A música é uma arma. Mark Whitecage e a sua Bi-Costal Orchestra levam a ideia a sério, engajados contra o bushismo enquanto ideologia e prática política. Afinal, contra o que alguns fazedores de opinião nos querem incutir, há norte-americanos (e não apenas o resto do Mundo…) que, não sendo “anti-americanos”, não apoiam o que o governo do seu país tem andado a fazer dentro e fora de portas nos últimos cinco anos. Na verdade, apesar dos anos de chumbo que caíram sobre a América, há gente que não perdeu a lucidez e a sanidade mental para perceber e denunciar a tragédia real e iminente. É este o ponto de partida de BushWacked: A Spoken Opera, a mais recente realização do saxofonista e clarinetista Mark Whitecage (n. 1937), com Rozanne Levine (clarinetes) Scott Steele (guitarra), Bill Larimer (piano), e Robert Mahaffay (bateria), músicos política e socialmente empenhados, que não se conformam com a inevitabilidade da guerra do Iraque, a tortura e prisão sem direitos de Guantanamo, e com a interminável série de desmandos de uma Administração que só pode fazer esperar que um dia a “boa América” – aquela que em muitos e importantes momentos da História se deu a conhecer e foi determinante para o progresso da Humanidade – possa regressar de novo à cena internacional, livre da seita de fanáticos que delapida recursos em nome de uma putativa luta contra o terrorismo. O mundo está melhor e mais seguro com Bush no poder? A resposta pode encontrar-se espelhada nos últimos cinco anos, período durante o qual a América, única superpotência mundial, tem vindo a ser dirigida por gente cuja praxis subverte tudo o que está na base do nascimento da Democracia americana, o oposto do legado dos "Founding Fathers". Também por isso este é um disco de indignação e repúdio pelo que Whitecage considera o estado perverso e maléfico a que Bush conduziu a nação, os três dês de “deadly dada debacle”, como alguém lhe chamou.
O libreto é constituído por textos avulso compilados a partir de jornais e revistas (Harper’s Magazine, The Nation, The Progressive Populist, etc), como o enunciado de Rozanne Levine logo a abrir, In Our Name, seguido da apresentação do saldo da actividade do Attorney General John Ashcroft, que, dos 5000 presos por suspeita de terrorismo, não conseguiu obter uma única condenação (0 for 5000, recitação sobre fundo de New Orleans, a evocar a tragédia de que o Presidente não quis saber…). O disco prossegue no mesmo tom de denúncia e indignação ao longo de Follow the Money, de Who’s the War For (poema de Jeanne Lee, escrito em 1990). Fool Me Twice, Shame on Me, é um “instrumental” titulado numa referência óbvia à reeleição da figura que, à primeira, aldrabou a votação na Florida, e à segunda mentiu sobre as armas de destruição em massa, que as havia aos molhos no Iraque, como se veio a saber.
Musicalmente, o disco é muito forte, à altura do tema e do ardor que os intervenientes colocam no seu tratamento e denúncia. É mesmo uma das peças musicais de maior envergadura que Mark Whitecage concebeu e produziu nos 50 anos que leva de carreira.

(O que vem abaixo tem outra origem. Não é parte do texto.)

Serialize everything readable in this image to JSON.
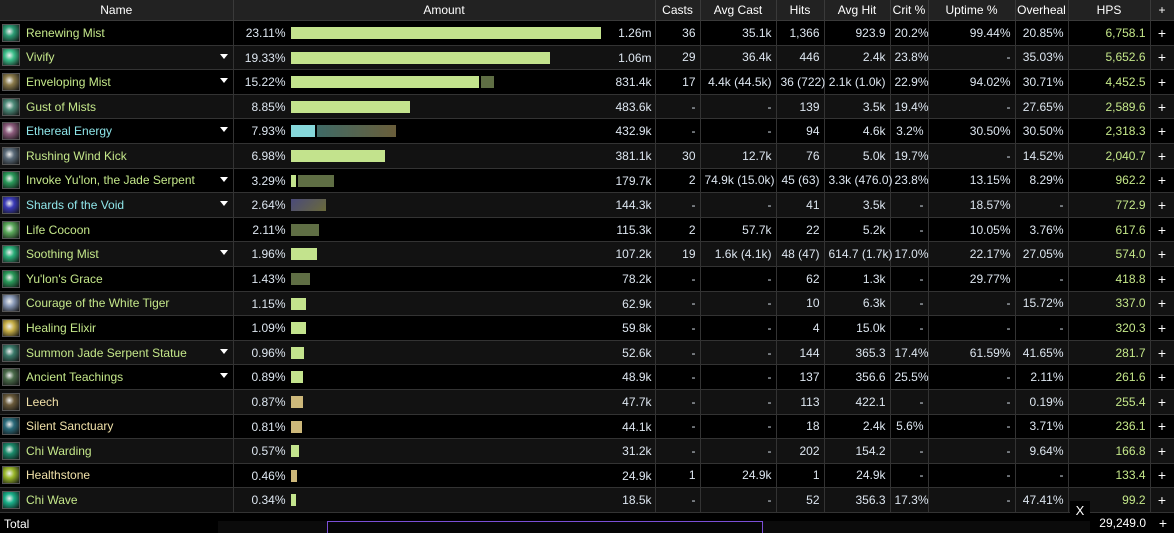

Porém, com esta nova formação da Bi-Costal Orchestra, o saxofonista de New Jersey não se fica pelo panfleto contra o que designa por Bush Crime Family. Independentemente das palavras e das finalidades políticas que elas pretendem servir, embora totalmente filiada na tradição da protest song norte-americana, BushWacked: A Spoken Opera (Acoustics Records) é uma obra essencialmente musical, com todo o empenho posto ao serviço da criação de um discurso onde tradição e inovação (as duas forças motrizes de Mr. Whitecage) confluem para produzir um trabalho digno, intenso e cheio de grandes momentos de improvisação colectiva, gosto e estilo variado, fora dos cânones em que o jazz do momento se desenvolve, a que não falta uma boa dose de humor. Não se trata pois de música escondida atrás de palavras recitadas ou a servir-lhe de fundo sonoro. Noutro sentido, palavras e música ecoam umas nas outras, valorizam-se reciprocamente e embalam-se em tonalidades fortes de freebop, swing e improvisação em partes equivalentes.
BushWacked é um épico sócio-político-musical da América apesar de Bush, um contributo válido para o debate em curso, feito a pensar nos tempos que hão-de vir, necessariamente melhores. Já faltou mais.